The woke professional class who dominate the Democratic Party or the Democratic Independent Liberal Elite (DILE) voters have destroyed the brand by painting it in layer upon layer of toxic cultural shit. This is why Democrats lack the support in the Senate to pass virtually anything while many of their ideas are far more popular than their shrill cosmopolitan mouthpieces like Elizabeth Warren.
While I agree with Elizabeth Warren on the wealth tax, she also wants to open the borders and destroy people for being White. So what do you do? Can you take that risk?
“The shift of college-educated voters toward Democrats has been going on from the election of Bill Clinton in 1992, up through Gore in 2000 and beyond. I had a fight with Rahm Emanuel when he was heading the DCCC: James Carville and I were arguing that the congressional district lines had been drawn with the standard assumption that college-educated and wealthier voters were strong Republicans, but that in fact, that demographic had flipped, and if you went a little bit further than just the races with the most resources being spent, there were many more competitive seats than people realized. We won control of the House in 2006. And we gained seats in 2008 — which surprised people. But that was because of this trend. …
Trump brought in all kinds of new voters in 2016. And I didn’t realize that he could do it again in 2020. In the voter-eligible population, there was like a 1-point decline in the percentage of white non-college voters between 2016 and 2020. Yet Trump increased turnout — their share of the electorate — by 7 points. That was done by bringing in new voters.
The difference is [Trump’s] new voters are voting to “save the country” and solve the “demographic problem,” and they are voting straight ticket. Everybody else is kind of in between, [voting for some Democrats and some Republicans]. But they are voting to “save the country” from being this diverse place that has tolerant values and is open to immigration. And they’re voting for every Republican and against every Democrat, top to bottom. …
I do, at least with those people who are normal voters — that is, who are kind of in and out of elections.
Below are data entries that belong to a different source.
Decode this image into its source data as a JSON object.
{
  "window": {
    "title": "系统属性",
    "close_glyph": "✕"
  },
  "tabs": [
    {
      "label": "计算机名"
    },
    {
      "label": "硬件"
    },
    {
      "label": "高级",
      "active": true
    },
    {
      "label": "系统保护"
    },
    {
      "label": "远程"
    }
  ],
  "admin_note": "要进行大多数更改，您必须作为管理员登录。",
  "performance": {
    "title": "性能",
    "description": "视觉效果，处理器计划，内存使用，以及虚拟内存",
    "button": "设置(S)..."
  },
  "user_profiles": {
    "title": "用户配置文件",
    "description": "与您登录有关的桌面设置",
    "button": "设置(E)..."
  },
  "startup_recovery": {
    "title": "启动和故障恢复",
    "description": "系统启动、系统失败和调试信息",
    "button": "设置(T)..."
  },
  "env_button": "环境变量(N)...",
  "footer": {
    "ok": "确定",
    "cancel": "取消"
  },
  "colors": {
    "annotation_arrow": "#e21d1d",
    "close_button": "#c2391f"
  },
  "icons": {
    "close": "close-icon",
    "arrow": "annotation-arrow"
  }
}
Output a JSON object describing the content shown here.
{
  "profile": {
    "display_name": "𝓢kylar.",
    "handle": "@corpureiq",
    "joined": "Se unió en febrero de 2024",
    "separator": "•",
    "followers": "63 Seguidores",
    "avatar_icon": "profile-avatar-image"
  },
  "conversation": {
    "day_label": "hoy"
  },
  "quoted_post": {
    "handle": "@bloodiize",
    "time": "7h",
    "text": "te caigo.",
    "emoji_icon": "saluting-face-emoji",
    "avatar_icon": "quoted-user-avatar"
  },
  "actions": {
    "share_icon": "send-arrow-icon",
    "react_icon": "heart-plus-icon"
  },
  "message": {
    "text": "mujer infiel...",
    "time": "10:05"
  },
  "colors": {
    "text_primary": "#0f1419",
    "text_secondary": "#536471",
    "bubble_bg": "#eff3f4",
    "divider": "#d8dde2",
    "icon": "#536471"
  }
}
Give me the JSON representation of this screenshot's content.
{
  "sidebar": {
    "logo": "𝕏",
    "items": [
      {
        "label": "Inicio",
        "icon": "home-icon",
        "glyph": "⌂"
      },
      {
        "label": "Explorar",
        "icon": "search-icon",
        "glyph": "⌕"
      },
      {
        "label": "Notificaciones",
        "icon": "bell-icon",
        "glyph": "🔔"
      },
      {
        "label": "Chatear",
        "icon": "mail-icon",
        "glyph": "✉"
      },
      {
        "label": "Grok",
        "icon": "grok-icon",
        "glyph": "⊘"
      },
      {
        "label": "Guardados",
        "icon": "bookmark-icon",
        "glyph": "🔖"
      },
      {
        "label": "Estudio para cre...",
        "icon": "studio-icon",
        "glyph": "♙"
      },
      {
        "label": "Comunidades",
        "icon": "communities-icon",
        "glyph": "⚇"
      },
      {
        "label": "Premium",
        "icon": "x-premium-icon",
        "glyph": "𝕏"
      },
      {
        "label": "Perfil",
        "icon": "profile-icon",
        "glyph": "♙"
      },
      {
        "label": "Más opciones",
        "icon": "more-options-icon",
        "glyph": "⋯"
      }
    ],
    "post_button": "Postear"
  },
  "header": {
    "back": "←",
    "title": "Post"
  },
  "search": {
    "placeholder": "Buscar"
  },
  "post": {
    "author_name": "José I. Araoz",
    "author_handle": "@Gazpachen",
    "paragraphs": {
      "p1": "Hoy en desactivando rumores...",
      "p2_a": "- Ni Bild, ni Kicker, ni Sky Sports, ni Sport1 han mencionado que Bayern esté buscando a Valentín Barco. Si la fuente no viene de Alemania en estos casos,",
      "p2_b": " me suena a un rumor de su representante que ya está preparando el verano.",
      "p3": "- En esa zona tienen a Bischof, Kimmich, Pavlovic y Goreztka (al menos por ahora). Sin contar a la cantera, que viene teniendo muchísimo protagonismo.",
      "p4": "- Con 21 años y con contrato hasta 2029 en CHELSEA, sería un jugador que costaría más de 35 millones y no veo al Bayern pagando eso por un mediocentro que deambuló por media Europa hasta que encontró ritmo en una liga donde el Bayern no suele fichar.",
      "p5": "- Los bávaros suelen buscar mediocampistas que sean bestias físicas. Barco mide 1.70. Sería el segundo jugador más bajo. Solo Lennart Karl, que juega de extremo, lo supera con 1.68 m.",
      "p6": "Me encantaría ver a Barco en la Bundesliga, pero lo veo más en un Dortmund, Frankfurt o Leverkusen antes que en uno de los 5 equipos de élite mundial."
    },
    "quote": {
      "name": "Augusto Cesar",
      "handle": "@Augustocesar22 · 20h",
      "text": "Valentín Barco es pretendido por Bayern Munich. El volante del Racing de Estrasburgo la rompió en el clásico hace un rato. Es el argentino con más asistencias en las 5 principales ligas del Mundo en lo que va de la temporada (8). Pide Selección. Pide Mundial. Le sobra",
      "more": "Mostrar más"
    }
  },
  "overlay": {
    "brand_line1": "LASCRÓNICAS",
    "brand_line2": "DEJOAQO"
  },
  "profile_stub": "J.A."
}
But on the white working-class and rural side, what happened in both ’16 and ’20 was this [surge of] new voters who hadn’t voted before. …”
Breaking Trump voters down into these neat little categories is a mistake.
We constantly hear phrases in the media like “right-wing populist” and “left-wing populist” and “White Nationalist.” The underlying assumption seems to be that the “White Nationalist” and “right-wing populist” voters don’t have views on economics and the “left-wing populist” voters don’t have views on culture. These are also completely distinct categories of people with irreconcilable differences.
What is a generic populist voter though? The populist voter has conservative cultural views and moderate views on economics and has a stronger sense of racial and ethnic identity than affluent, college-educated White professionals who have modernist and cosmopolitan cultural values. The generic White populist voter has strong views on race, culture, globalization, immigration, foreign policy, political correctness or wokeness and a host of other issues which are more complex than is generally acknowledged. The typical White populist voter is probably unfamiliar with the idea of a White ethnostate, knows little about Jews and has no hostility toward non-Whites, but feels tormented and under siege by our cultural and political elites. These people are not really aligned with the Democrats or Republicans but are somewhere in between. They backed Trump and have been trending Republican but most are Independents.